In a response (PDF 80K) to a commission
consultation on future health strategy,
the Alliance of UK Health Regulators on Europe (AURE) says that safe,
high quality health care depends on regulators being able to confirm
the competence, fitness to practise and safety of health professionals.
This means that mechanisms need to be in place to ensure that those who
are not fit to practise cannot make use of EU rights of free movement
to evade regulatory control by moving from one country to another. To
achieve this, information on registration, professional indemnity provision,
complaints procedures, professional standards and scope of practice need
to be accessible throughout the EU, AURE says.
The alliance calls for European legislation to impose a legal duty on
regulators to exchange registration and disciplinary information and
to act on it. However, it warns that regulation is best done in the context
of local or national needs and there should be no European codes of practice
or professional registers.
But the alliance accedes that there are common principles, particularly
related to standards and ethics, that could be embedded in national standards
and codes of practice and which could benefit from European-level facilitation.

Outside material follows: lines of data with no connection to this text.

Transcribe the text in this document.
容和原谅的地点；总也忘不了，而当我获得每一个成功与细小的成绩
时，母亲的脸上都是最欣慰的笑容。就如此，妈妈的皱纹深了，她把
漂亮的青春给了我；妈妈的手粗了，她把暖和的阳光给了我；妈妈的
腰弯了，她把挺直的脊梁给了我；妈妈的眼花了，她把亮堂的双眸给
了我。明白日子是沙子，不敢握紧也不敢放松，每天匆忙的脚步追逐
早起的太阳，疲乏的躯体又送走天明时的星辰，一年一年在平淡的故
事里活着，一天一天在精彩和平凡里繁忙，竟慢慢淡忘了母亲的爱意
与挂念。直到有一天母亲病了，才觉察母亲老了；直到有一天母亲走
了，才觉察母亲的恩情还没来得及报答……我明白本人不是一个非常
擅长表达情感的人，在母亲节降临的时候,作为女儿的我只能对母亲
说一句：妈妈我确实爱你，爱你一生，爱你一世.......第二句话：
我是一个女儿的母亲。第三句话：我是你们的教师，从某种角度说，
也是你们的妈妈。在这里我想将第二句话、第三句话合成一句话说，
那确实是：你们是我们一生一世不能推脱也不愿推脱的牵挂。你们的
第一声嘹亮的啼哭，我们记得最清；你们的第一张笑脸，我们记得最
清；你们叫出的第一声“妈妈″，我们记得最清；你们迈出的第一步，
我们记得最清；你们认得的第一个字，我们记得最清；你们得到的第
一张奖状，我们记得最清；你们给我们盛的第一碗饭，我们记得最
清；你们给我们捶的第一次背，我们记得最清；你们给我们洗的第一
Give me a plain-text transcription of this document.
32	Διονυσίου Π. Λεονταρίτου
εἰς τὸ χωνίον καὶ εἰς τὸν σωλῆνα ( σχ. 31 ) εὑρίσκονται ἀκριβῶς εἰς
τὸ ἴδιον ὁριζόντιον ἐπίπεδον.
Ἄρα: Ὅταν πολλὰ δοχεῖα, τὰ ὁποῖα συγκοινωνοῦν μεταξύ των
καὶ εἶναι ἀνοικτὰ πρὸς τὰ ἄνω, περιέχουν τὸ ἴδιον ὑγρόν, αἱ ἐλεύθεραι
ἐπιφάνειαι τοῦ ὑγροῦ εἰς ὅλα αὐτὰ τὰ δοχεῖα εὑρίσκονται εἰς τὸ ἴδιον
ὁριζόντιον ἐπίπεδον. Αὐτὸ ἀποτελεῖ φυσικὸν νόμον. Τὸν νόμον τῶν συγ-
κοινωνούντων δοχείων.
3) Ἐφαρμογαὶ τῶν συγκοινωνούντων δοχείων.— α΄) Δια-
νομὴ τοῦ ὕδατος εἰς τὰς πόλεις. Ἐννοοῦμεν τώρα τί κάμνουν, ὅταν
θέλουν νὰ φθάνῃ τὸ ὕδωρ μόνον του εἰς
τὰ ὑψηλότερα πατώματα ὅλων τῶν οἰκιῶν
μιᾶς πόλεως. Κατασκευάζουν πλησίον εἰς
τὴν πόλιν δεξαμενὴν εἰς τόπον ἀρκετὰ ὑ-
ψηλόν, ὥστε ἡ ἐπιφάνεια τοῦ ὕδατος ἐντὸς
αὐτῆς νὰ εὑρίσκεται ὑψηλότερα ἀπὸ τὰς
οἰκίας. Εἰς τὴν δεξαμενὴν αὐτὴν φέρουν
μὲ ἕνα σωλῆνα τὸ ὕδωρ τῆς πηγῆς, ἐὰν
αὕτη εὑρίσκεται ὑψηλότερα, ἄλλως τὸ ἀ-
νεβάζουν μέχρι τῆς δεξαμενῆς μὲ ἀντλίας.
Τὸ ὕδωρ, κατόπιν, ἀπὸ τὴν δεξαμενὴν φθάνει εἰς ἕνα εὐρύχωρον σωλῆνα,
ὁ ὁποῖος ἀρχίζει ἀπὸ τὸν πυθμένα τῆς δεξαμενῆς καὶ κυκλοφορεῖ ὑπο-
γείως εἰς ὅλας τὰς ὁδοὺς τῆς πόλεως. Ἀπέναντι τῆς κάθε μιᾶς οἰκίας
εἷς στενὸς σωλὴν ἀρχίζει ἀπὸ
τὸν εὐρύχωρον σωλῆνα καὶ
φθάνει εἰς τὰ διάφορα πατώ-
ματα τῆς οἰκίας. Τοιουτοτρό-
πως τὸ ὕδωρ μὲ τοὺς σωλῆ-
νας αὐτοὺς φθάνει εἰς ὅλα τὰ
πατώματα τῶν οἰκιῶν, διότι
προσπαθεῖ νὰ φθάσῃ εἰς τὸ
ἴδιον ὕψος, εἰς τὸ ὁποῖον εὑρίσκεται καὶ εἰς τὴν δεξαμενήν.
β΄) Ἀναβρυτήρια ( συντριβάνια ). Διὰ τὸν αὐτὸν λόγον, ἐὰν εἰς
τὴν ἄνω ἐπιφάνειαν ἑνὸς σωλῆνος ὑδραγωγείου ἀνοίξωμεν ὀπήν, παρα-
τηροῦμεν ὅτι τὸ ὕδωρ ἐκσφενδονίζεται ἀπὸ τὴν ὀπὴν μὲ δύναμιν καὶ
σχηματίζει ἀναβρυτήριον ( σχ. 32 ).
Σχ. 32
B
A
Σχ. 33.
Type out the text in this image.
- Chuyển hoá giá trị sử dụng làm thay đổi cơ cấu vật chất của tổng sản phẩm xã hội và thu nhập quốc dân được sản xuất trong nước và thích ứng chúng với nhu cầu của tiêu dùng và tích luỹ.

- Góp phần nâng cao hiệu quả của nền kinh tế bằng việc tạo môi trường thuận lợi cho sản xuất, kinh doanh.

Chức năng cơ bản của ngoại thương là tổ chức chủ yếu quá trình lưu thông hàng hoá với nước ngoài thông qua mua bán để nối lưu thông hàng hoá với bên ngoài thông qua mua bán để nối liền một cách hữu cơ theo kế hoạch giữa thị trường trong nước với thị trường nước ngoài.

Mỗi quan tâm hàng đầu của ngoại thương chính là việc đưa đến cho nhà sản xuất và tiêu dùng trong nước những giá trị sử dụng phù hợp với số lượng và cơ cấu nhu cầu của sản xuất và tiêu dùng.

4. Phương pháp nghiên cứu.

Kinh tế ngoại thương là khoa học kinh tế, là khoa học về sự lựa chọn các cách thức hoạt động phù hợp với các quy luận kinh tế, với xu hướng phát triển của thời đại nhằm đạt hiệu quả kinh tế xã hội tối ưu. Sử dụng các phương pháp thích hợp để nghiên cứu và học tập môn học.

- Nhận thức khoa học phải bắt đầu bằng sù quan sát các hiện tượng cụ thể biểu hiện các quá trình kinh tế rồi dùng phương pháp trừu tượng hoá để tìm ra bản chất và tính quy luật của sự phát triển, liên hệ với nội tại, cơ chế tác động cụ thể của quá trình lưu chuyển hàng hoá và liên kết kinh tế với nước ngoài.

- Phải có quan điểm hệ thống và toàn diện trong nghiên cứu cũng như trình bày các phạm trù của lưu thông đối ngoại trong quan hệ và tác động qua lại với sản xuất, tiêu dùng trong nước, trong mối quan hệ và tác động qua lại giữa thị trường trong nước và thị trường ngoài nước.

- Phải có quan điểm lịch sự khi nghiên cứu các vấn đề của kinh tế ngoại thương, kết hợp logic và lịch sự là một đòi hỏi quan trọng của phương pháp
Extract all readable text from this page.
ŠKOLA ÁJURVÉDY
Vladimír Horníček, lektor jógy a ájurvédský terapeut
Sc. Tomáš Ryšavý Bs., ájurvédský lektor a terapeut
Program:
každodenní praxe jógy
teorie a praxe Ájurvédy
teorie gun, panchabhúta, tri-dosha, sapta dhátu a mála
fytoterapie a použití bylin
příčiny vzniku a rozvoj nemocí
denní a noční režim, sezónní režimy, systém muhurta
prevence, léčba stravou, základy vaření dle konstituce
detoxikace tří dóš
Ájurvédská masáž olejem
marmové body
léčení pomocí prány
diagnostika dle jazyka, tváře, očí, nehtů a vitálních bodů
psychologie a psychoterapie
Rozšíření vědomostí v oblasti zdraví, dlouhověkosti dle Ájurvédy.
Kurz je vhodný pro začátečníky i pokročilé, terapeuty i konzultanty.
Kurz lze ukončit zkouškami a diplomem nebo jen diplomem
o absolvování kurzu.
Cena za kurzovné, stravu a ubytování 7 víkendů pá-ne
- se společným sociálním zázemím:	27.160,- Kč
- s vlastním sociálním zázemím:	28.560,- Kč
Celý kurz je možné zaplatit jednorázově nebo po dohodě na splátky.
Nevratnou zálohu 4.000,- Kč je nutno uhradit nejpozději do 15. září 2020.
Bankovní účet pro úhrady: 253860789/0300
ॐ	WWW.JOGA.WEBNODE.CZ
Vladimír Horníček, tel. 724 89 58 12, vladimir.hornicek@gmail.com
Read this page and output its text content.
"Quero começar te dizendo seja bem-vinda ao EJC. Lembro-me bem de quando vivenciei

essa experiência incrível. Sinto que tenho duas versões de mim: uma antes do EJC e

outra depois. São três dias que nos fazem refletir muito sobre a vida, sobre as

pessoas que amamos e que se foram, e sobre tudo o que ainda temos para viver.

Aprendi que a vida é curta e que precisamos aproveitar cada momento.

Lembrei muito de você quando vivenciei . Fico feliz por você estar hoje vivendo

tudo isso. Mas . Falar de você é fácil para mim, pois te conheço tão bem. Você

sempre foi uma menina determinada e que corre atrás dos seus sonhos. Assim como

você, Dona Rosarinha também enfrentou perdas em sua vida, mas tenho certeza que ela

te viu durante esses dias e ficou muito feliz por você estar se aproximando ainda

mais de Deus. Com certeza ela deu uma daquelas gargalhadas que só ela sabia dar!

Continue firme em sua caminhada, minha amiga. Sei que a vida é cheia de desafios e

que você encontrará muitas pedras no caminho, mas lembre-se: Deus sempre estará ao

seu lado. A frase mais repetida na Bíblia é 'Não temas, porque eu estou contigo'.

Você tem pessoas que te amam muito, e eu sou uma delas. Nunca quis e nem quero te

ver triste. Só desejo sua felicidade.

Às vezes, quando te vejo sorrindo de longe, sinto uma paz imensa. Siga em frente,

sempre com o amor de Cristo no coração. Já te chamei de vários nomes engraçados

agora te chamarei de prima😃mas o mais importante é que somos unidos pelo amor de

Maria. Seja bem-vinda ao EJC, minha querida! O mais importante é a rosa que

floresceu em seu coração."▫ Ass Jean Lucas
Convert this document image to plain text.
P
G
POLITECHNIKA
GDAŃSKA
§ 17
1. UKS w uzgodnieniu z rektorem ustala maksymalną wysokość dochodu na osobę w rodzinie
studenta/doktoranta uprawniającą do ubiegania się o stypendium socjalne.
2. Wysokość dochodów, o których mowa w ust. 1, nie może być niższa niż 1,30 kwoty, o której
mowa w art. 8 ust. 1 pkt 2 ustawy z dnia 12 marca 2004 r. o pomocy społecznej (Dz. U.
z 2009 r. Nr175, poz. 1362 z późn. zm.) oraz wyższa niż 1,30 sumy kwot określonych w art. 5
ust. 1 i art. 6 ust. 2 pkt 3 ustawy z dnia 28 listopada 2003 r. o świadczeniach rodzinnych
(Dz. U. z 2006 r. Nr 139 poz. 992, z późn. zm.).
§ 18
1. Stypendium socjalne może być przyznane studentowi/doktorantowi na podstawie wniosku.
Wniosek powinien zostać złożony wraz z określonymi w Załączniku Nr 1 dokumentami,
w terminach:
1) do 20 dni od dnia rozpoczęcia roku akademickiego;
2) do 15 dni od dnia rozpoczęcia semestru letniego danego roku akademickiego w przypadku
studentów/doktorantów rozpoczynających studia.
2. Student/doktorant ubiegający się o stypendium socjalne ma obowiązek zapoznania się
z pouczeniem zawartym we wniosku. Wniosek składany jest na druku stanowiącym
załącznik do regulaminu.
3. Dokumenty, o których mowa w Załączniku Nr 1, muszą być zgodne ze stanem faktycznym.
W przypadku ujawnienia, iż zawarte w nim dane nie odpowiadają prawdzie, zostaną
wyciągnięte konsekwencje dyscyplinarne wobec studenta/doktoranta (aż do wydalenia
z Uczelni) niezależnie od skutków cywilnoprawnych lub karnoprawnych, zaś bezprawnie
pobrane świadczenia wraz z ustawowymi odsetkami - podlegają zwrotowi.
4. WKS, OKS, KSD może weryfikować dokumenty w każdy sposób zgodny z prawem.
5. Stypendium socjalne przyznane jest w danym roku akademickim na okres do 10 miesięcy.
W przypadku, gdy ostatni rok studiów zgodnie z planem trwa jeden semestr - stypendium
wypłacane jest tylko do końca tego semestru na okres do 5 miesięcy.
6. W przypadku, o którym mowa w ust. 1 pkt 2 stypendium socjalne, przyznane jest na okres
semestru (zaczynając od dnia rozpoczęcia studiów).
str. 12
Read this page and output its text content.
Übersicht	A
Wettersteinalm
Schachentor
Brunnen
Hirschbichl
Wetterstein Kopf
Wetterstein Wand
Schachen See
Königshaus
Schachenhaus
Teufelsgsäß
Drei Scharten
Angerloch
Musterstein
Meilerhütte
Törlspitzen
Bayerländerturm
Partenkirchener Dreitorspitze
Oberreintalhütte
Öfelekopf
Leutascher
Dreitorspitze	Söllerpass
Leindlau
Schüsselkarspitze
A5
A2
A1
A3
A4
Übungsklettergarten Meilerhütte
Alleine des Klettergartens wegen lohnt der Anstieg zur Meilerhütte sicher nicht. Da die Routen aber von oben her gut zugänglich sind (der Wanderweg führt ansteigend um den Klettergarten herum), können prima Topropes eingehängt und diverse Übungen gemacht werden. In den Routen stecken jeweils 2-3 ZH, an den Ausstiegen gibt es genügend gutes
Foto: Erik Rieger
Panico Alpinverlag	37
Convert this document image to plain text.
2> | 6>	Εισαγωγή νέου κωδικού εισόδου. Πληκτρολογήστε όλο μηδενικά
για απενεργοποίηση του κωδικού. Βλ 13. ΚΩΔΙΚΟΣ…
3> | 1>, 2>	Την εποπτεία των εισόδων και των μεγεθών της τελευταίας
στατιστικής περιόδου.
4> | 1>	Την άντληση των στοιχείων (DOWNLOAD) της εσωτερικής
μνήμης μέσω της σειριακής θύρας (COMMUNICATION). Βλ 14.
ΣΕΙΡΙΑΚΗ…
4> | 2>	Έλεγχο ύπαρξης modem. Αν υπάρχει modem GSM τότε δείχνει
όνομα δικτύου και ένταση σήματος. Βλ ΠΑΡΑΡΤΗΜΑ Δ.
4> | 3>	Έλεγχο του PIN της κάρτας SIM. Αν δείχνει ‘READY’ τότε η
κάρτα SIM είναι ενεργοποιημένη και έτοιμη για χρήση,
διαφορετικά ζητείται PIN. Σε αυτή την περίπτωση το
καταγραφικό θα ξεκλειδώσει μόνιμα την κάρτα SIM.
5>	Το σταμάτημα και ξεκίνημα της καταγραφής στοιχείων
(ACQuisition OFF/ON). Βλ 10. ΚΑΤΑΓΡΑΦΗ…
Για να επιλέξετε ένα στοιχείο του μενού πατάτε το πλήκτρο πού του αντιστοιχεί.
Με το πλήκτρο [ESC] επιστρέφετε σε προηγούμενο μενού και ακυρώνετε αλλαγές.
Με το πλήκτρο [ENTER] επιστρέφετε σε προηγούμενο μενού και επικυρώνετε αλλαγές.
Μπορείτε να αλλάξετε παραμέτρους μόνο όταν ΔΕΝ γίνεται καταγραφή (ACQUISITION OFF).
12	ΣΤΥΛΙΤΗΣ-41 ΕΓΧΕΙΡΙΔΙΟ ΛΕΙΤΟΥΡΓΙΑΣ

AURE also calls for the European legal prohibition on regulators requiring
potential registrants to pass a language test before registration to
be dropped.
“It is vital that all health professionals are able to communicate
effectively with their patients, fellow professionals and within the
wider health
care system,” the response says. “AURE has consistently pointed
out the risk to patient safety that inadequate communications skills,
including language competency, presents.”